Is there any way for ikiwiki to spot when .wiki files have this BOM and deal with it, or should I make sure to strip it out before committing?

It would be easy to make ikiwiki strip out the BOM. For example, a simple plugin could be written to s/// them out as a filter.

I'm unsure if ikiwiki should do this by default. --Joey

Looked at this some more. It seems this would be a browser bug, after all, it's not displaying the BOM properly. To test, I've added a BOM to this file.

Well, this page looks ok in epiphany and w3m, even with the BOM. Epiphany incorrectly displays it as a space (not zero-width). In w3m in a unicode xterm, it's invisible. What's going on is that is only a BOM at the very beginning of the file. Otherwise, it should be treated as a zero-width, non-breaking space. Ie, invisible.

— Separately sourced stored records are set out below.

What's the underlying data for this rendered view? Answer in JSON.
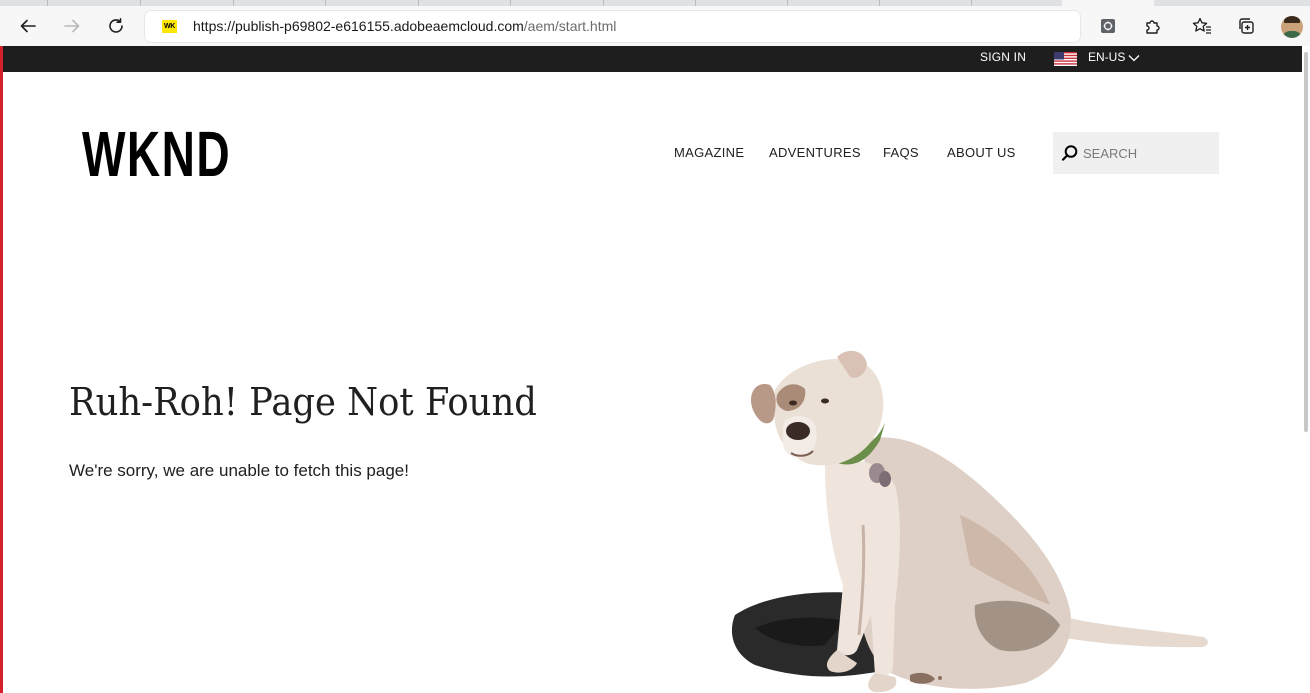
{
  "browser": {
    "url_host": "https://publish-p69802-e616155.adobeaemcloud.com",
    "url_path": "/aem/start.html",
    "favicon_text": "WK",
    "icons": [
      "back-icon",
      "forward-icon",
      "refresh-icon",
      "extension-icon",
      "puzzle-icon",
      "favorites-icon",
      "collections-icon",
      "profile-avatar"
    ]
  },
  "topbar": {
    "sign_in": "SIGN IN",
    "language": "EN-US",
    "flag": "us-flag-icon"
  },
  "header": {
    "logo": "WKND",
    "nav": [
      "MAGAZINE",
      "ADVENTURES",
      "FAQS",
      "ABOUT US"
    ],
    "search_placeholder": "SEARCH"
  },
  "main": {
    "title": "Ruh-Roh! Page Not Found",
    "message": "We're sorry, we are unable to fetch this page!"
  },
  "colors": {
    "topbar_bg": "#1e1e1e",
    "logo_yellow": "#ffe600",
    "text": "#202020",
    "search_bg": "#f0f0f0"
  }
}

Any browsers that display it otherwise seem to be broken.

I'm having a hard time with the idea that any program that reads utf-8 data from a file and sticks it in the middle on another, output, utf-8 file, is broken if it doesn't strip the BOM. It could be argued that programs should do that; it could be argued that perl should strip the BOM from the beginning of a file whenever reading a file in utf8 mode, to avoid all perl programs needing to do this on their own. Or it could be argued that requiring all programs do this is silly, and that the BOM was designed so you didn't need to strip it.

After consideration, I prefer this last argument, so I prefer not to make ikiwiki stip utf8 BOMS. Calling this bug done.

--Joey